Marcel

 

« Grâce à votre chérie, on passe pour des branques !

pesta l'adjudant-chef en tarabustant Floc'h.

J'imagine glousser ces poulets à la manque,

Bellec et Kerdoncuff, alias les deux Duschnock.

 

- Grace à eux nous savons désormais que la cure

abritait les amours de Fernande et du clerc,

et que, pour pimenter leur commune luxure,

ils sniffaient de la snow, douce comme l'enfer.

 

- Même s'il apparaît un poil illégitime,

en quoi ce badinage explique-t-il les crimes ? »

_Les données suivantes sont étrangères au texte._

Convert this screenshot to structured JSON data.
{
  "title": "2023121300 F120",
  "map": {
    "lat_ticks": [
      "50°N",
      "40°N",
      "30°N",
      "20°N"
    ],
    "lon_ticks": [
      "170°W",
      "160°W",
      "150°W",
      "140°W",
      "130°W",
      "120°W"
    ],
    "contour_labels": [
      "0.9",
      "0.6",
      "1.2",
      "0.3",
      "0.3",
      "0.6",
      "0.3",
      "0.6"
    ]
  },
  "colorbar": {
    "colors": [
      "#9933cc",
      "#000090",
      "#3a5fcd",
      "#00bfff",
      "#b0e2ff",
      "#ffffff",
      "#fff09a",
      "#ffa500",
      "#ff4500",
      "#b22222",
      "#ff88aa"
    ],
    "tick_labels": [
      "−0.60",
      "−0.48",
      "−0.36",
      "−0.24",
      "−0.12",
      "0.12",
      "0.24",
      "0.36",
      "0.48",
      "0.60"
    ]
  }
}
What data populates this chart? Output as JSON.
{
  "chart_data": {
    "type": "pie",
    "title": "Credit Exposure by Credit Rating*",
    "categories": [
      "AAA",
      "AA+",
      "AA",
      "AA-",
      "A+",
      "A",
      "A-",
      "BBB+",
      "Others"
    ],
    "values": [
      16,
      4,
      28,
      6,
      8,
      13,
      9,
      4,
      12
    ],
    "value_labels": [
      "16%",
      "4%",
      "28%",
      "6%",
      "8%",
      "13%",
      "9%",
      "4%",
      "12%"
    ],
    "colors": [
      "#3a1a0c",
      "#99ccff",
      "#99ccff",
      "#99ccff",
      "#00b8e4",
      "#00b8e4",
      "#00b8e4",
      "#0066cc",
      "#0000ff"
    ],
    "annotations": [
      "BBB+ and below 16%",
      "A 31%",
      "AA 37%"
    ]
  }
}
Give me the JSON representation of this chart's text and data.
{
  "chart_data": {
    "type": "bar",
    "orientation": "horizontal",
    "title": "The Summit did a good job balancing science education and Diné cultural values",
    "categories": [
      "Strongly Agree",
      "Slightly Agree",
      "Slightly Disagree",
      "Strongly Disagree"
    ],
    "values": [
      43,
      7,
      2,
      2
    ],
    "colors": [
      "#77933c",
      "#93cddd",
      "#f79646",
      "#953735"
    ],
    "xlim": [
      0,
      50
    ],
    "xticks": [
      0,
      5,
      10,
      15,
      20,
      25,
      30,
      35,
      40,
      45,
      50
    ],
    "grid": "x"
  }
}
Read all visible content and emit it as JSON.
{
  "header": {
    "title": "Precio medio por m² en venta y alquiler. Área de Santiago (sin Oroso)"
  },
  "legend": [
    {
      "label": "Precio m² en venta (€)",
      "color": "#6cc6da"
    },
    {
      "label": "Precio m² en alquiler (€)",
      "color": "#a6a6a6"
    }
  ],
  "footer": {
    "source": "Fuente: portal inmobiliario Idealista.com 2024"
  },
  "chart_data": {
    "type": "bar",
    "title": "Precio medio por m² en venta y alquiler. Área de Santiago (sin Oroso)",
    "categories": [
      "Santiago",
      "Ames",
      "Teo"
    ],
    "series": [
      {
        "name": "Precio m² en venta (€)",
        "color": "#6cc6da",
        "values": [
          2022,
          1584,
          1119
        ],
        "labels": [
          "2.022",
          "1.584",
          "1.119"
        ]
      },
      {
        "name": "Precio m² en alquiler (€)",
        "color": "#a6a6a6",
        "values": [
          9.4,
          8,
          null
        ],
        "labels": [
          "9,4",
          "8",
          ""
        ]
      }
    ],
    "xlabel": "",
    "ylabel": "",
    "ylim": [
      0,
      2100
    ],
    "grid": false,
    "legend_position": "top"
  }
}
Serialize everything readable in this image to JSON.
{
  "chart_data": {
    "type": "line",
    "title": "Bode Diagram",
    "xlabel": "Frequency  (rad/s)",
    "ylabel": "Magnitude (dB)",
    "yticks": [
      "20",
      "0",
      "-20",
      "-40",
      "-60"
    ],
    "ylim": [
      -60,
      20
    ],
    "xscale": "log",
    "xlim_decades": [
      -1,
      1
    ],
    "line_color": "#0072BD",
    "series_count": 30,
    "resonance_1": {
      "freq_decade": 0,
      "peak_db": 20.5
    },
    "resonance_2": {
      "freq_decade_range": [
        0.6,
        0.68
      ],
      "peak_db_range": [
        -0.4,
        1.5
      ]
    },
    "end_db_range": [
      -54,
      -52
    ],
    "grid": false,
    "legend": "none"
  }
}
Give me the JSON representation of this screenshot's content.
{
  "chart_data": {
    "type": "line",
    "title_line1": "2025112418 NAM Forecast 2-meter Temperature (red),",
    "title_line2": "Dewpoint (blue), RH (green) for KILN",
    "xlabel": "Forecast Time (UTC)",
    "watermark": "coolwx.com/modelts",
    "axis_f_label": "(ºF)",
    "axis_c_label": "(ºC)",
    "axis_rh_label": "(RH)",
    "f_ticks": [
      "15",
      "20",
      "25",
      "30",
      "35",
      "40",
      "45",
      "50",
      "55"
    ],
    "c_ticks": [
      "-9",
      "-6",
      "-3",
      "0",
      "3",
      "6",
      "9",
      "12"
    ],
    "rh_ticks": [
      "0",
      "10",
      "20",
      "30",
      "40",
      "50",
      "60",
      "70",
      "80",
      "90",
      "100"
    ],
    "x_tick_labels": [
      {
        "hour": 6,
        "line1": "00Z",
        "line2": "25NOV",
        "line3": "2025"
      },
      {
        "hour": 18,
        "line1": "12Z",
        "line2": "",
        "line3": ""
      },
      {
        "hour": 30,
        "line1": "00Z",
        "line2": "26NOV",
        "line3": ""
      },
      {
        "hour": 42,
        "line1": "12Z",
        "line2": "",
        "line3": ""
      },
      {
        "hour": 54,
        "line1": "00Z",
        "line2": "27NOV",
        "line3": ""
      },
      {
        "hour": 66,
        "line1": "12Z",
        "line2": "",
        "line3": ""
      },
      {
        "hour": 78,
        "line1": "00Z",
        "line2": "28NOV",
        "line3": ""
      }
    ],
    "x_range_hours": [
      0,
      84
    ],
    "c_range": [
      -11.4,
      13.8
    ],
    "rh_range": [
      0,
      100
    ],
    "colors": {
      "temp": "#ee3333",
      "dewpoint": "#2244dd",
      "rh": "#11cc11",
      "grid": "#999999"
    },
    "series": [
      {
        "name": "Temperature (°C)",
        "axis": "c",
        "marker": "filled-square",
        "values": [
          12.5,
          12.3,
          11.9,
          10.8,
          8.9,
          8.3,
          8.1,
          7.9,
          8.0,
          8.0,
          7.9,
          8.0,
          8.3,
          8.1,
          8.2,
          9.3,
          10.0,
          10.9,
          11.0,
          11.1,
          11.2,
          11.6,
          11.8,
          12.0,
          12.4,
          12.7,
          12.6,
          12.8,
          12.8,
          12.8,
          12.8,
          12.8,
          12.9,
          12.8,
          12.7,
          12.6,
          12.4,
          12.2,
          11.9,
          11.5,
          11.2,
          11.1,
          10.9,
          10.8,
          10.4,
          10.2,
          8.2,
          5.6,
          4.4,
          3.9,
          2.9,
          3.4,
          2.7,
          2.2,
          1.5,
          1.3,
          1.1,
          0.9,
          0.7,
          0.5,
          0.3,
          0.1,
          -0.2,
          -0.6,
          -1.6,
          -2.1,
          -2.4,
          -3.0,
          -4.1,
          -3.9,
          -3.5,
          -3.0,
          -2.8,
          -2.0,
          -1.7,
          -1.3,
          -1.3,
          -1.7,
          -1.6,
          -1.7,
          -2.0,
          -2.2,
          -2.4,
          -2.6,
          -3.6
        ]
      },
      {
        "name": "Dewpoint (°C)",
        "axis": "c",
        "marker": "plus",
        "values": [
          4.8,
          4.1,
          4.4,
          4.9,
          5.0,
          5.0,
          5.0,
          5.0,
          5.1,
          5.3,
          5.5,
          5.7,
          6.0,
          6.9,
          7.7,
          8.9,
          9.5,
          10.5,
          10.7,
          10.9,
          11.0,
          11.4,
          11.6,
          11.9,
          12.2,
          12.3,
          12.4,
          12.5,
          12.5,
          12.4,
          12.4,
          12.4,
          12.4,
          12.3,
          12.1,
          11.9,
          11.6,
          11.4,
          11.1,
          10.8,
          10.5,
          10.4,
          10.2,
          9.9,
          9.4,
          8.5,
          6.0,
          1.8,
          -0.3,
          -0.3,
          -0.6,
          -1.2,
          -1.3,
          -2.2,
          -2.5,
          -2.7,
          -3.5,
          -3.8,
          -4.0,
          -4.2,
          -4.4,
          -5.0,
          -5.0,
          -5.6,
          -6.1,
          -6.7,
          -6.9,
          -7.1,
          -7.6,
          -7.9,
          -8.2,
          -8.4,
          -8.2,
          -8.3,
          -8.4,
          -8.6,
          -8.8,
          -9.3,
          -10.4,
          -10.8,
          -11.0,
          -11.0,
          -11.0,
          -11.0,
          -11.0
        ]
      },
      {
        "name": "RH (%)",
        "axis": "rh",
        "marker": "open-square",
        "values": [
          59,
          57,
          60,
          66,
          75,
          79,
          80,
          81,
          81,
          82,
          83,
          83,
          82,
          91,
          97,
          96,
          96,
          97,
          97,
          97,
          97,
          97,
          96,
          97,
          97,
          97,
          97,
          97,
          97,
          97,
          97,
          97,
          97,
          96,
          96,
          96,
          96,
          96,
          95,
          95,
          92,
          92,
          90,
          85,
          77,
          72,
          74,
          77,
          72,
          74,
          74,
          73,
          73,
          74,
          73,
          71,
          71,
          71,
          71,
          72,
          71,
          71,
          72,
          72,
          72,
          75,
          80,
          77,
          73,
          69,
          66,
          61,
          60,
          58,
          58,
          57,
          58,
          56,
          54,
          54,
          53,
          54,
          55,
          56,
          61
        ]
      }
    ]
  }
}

Cucuff, dans les torchons, avait roulé sa viande

lorsqu'une idée surgit dans son fier ciboulot :

«  Pour moi, c'est le curé qui a tué Fernande ! »

 

« J'y pensais à l'instant, c'est assez rigolo,

encourage Bellec, via le téléphone.

J'en ai la conviction depuis le premier jour.

- Et quelqu'un l'a tué pour venger la luronne !

- Vous m'êtes Kerdoncuff, un très précieux secours.

- Elle avait tant d'amants qu'il nous faut circonscrire.

- Peut-être à Recouvrance avait-elle un barbeau ?

- Pourquoi pas son dealer ? C'est un bien triste sire,

- Mais il pouvait avoir la rousse dans la peau.

- C'est ce que prétendait l'institutrice adjointe.

- Demain nous irons voir l'ardente Philaminte.

Bon, je vais raccrocher. Faites un gros dodo. »

 

La brume s'estompait, le ciel en demi-teinte

commençait doucement à prendre des couleurs.

Au « Café du vieux port », Bellec et Philaminte

se plurent tout de suite. En tout bien tout honneur.

 

« Je veux bien vous aider, sachez-le Capitaine,

mais au gendarme Floch, je crois avoir tout dit.

Ce type est un salaud. La loi républicaine,

dure aux petites gens, épargne les bandits. »

 

A cet instant précis le bigophone tinte.

« Allo ? - C'est Kerdoncuff - Le légiste est formel ? »

- Il y a du nouveau ? s'informe Philaminte.

- On a identifié l'ADN de Marcel. »

 

Cinq minutes plus tard, Bellec est dans son rade :

« Je dois vous arrêter. Désolé camarade. »

« Vous aviez Kerdoncuff, flairé la bonne piste.

Vous êtes un bon flic. Que dis-je ? Un excellent.

- Mais je suis harcelé par tous ces journalistes. 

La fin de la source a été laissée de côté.